Liminal places are those where supernatural music can be heard—in a cave or hillside hollow entrance; at ancient tumuli, cairns, or hilltop forts; even on mountaintops where Christian saints ascended, like Jesus, to commune with God and pray. The word liminal comes from the Latin limen, meaning threshold, and refers to a transitional state where the veil between this world and the Otherworld is thin or lifted entirely, though just where this world ends and the Otherworld begins is not clearly enunciated. But there is nothing specifically Celtic about descents into caves—similar stories and practices occur in the Mithraic mysteries and the rites of primitive peoples, indicating a visit to the world beyond. The Earth has many of these places of power, and the Romans had a term, genius loci, referring to a divinity that resided in a particular locale. The genius of a place is a higher and more spacious form of presence whose extent we do not know, and Geoffrey Hodson in Clairvoyant Investigations(published by Quest Books in 1984) refers to these as lofty Landscape Devas, or Devarajas, who might preside over a whole range of mountains, stimulating the growth and evolution of a particular area. John Muir, the great Scottish conservationist and founder of National Parks, sometimes spoke of what I take to be Landscape Devas in his essays. Awareness of these presences has inspired much great music, as we'll see.

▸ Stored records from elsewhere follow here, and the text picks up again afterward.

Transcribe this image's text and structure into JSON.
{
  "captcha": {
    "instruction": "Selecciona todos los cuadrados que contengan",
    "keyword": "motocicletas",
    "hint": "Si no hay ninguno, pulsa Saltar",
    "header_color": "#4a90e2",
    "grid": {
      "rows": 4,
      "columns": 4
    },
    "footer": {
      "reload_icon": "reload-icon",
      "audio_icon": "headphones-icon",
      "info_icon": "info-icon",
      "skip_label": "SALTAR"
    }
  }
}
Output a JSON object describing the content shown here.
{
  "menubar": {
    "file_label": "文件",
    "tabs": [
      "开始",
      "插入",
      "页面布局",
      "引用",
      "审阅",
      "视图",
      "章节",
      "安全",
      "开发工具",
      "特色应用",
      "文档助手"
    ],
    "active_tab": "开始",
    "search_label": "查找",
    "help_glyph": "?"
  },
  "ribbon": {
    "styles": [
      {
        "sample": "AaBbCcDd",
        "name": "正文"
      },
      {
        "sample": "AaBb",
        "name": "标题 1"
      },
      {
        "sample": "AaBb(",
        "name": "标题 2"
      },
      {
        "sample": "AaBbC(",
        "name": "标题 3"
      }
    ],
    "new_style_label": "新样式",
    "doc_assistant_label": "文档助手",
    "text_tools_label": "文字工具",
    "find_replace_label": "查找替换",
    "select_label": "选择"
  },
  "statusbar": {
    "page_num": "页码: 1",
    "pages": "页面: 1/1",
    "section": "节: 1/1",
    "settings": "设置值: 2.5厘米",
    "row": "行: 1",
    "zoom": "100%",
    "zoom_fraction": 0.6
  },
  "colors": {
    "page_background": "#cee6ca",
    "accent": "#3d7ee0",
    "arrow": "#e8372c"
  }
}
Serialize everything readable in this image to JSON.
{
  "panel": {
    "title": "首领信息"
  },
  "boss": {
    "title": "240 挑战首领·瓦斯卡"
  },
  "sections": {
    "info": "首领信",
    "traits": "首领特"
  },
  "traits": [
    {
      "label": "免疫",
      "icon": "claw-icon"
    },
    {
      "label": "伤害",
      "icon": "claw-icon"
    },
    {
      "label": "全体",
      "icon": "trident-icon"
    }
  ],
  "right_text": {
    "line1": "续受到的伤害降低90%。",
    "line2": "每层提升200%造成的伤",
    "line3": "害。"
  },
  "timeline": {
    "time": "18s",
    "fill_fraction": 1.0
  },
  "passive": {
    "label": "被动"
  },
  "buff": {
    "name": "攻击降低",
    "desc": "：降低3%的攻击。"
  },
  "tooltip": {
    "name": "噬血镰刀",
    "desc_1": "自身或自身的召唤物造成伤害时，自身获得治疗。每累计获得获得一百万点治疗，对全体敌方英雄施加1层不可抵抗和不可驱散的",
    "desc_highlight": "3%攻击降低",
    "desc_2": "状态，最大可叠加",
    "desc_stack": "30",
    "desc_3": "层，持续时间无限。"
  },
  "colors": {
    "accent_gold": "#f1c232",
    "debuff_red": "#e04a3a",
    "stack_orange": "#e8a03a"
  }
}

But it is, says Hodson, chiefly the angels of music who are concerned with the whole divine art of music, right up to the highly evolved order of angels called by the Hindus gandharvas, and "every true musician is brought into relationship with the gandharvas or archangels of creative sound and can become a channel for their uplifting influences . . .Composers and performers are in contact with these also, and it may be that great Egos have been and will be inspired, not only from their own Egos or immortal Selves, but with the aid of the angelic hosts" (p. 76). Cyril Scott expands on this in Music, Its Secret Influence throughout the Ages (Aquarian Press, 1958), in which he speaks of composers he calls Deva-exponents who have been able to "bring through" a portion of that music, having contacted much of the atmosphere of the nature-spirit evolution and, in the case of the Russian Aleksandr Scriabin, the Devas of the higher planes.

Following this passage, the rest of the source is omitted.